Computerworld – Microsoft’s announcement yesterday at CES that its next version of Windows will run on the ARM chip architecture was the wrong message at the wrong place, said an industry analyst.

“I’m baffled,” said Michael Cherry, the analyst at Kirkland, Wash.-based Directions on Microsoft whose specialty is Microsoft’s operating systems. “I just don’t get what they get from this.”

Cherry was talking about the news Wednesday from the Consumer Electronics Show (CES) that Microsoft will support the ARM chip line, which is prominent in smartphones and most recently, Apple’s iPad tablet.

Later in the article, he gets to the point…

But Cherry couldn’t figure out why Microsoft would even talk about Windows 8 running on an ARM system-on-a-chip, or SoC, at CES.

“This is the Consumer Electronics Show, right?” said Cherry, emphasizing the first word of the monster trade show’s name. “It’s not COMDEX,” he added, referring to the long-defunct computer show that Las Vegas last hosted in 2003. “And it’s not the Professional Developers Conference.”

Microsoft picked the wrong stage to talk up Windows and chips, Cherry contended.

“CES is like a car show,” Cherry said. “When I go to the auto show, I don’t mind seeing a couple of concept cars, but what I really want to know is what can I buy at the dealership now? This is a consumer electronics show. It’s not about processors, it’s about features. And I didn’t hear anything about that.”

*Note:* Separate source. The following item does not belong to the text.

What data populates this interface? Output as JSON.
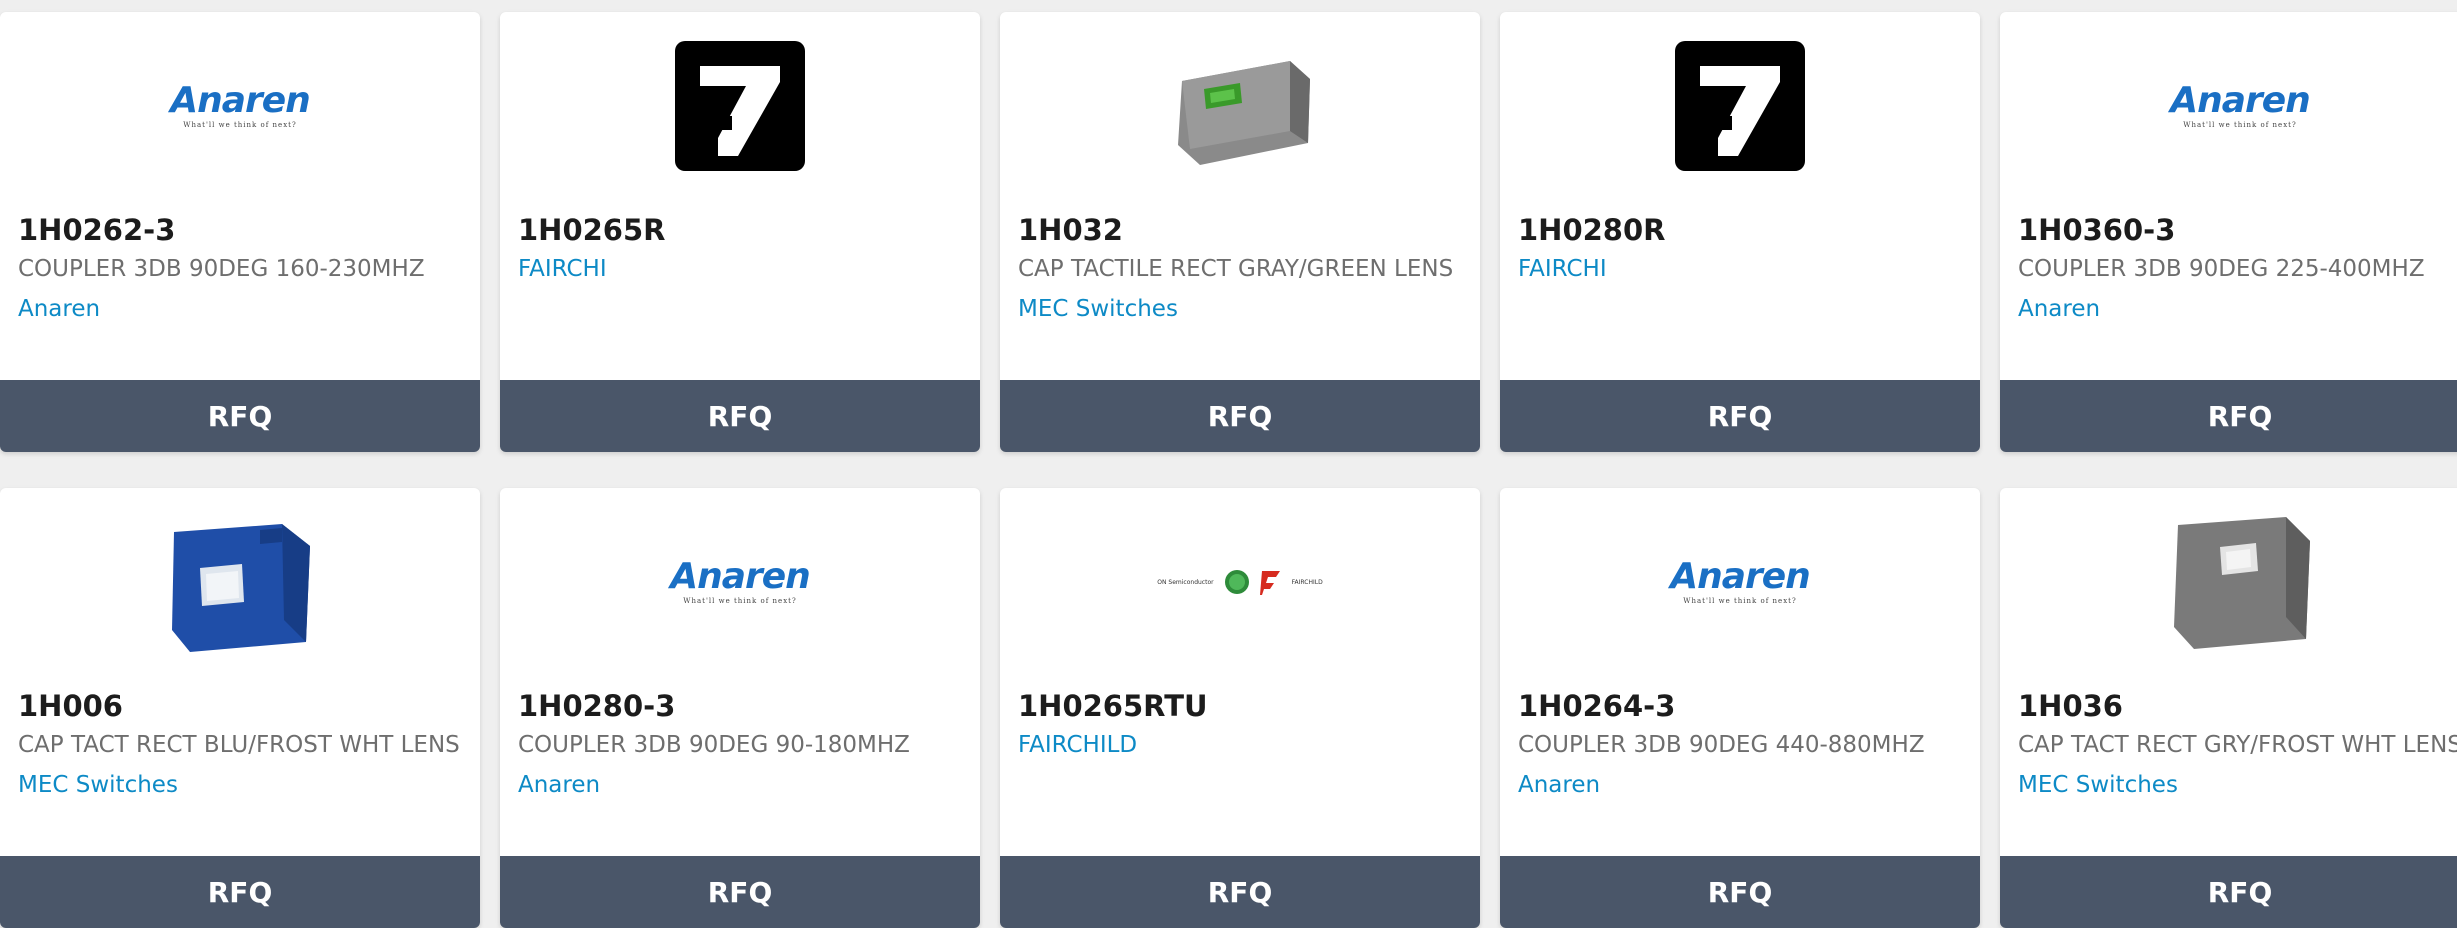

What Cherry wanted to hear from Microsoft was what features and capabilities a future Windows will deliver on tablets, the hottest hardware category at the moment and the one that Sinofsky was referencing when talking about ARM.

I didn’t think about it that way but he’s dead right. They basically spent a lot of time talking about Windows 8 on ARM and got a lot of buzz from it but analysts are starting to really dig deeper and ask tougher questions.

I thought it was a good demo myself. I though Ballmer did a good job with what Microsoft have right now. Windows Phone 7 isn’t selling that well, Windows 8 isn’t ready and we don’t know how many consumer units Kinect has really sold.

When you don’t have great news, distract the audience.